Раскрашивать, ха! Детский сад.
– Работать в цвете, Петрова. Давно пора. Приступай, – резко сказал преподаватель и вышел в коридор. Алёшка двинулся за ним. Что там за сюрприз ещё?
Сюрпризом оказался включённый компьютер в кабинете истории искусств. На экране – начало теста: картина, вопрос по ней, четыре варианта ответов.
– А, зачёт за полугодие, – догадался Алёшка.
– Представь себе. Все сдавали в прошлую субботу, пока ваше высочество где-то болталось. А ты что подумал – я на свидание тебя приглашаю?
А он так и подумал. Балда. Идиот.
Вопросы в основном оказались лёгкие, он с ними справился быстро. На некоторые ответа не знал, и тогда просто выбирал цифру наобум, особо не задумываясь. Покончив с тестом, решил не спешить, взял с полки полистать журнал «Юный художник». И задремал, положив голову на страницы.
Проснулся не от звука, не от прикосновения – от взгляда. Или показалось? Богдан Валерьевич сидел за соседней партой и смотрел на него очень внимательно.
– Наконец-то, – сказал он. – Ты, Костров, похоже, не высыпаешься в детдоме своём. Забрать бы тебя оттуда в тихое место на недельку.
Так заберите, Богдан Валерьевич! На неделю, на год, навсегда. В плен, в рабство, на необитаемый остров. Только чтоб вы и я, никого больше.
Вслух не сказал, конечно. Попробуй скажи такое!
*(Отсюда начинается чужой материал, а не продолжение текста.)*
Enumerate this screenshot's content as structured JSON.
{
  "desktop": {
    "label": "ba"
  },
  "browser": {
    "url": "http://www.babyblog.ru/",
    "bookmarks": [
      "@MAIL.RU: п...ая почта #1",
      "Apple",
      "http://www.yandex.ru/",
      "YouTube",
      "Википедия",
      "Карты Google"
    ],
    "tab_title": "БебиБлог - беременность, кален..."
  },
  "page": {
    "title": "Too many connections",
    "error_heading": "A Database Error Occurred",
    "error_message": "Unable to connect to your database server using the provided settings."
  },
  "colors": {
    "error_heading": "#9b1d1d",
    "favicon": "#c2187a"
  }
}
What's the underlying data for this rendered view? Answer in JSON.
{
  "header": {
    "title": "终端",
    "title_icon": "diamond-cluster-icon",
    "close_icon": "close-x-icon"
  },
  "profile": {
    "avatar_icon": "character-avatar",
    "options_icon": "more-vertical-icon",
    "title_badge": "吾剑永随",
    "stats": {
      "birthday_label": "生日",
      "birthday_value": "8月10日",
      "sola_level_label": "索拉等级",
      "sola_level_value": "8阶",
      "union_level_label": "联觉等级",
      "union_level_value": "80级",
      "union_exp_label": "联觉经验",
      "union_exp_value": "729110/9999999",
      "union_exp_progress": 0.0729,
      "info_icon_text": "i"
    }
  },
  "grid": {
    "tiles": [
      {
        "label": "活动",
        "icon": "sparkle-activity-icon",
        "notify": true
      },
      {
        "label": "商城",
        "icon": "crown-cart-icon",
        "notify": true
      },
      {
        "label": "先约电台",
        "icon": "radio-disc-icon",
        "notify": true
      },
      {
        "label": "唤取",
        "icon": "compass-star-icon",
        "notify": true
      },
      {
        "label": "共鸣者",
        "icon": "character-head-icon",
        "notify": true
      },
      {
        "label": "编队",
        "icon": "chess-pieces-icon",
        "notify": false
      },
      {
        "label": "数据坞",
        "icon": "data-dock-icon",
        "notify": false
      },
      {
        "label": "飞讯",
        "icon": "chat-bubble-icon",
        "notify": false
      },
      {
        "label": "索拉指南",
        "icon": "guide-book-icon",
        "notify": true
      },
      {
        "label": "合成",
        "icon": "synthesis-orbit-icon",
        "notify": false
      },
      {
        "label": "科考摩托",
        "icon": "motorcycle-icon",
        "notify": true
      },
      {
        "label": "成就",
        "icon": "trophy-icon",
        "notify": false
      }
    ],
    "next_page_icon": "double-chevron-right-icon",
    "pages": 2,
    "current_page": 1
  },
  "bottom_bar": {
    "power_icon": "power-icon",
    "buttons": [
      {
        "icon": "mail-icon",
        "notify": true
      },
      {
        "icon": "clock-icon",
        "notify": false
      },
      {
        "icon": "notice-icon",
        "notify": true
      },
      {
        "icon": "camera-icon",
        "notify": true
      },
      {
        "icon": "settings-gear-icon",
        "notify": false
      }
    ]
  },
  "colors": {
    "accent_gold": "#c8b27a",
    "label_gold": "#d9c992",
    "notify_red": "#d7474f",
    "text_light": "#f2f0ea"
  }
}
– Богдан, ты скоро? – раздался голос из коридора.
– Через пару минут, Яшенька, – откликнулся Богдан Валерьевич. – Ты заходи, не стесняйся.
Заглянул в дверь небольшого роста человек в длинном пальто, с тёмными вьющимися волосами до плеч и узкой бородкой, с меховой шапкой в тонкой руке, украшенной перстнями. Посмотрел на Богдана Валерьевича смущённо, а тот на него – нежно и требовательно. И сразу Алёшке стало ясно, что есть с кем Богдану Валерьевичу отправиться, если что, на необитаемый остров. «Вот, значит, как это бывает – по-настоящему», – подумал он. Совсем не подходили к этим двум до изумления красивым людям, к их таким добрым и трогательным отношениям те грязные слова, которые слышал Алёшка от Гены Ласочкина. Было что-то невыносимо прекрасное в том, как эти двое смотрели друг на друга. Алёшка чуть не разревелся.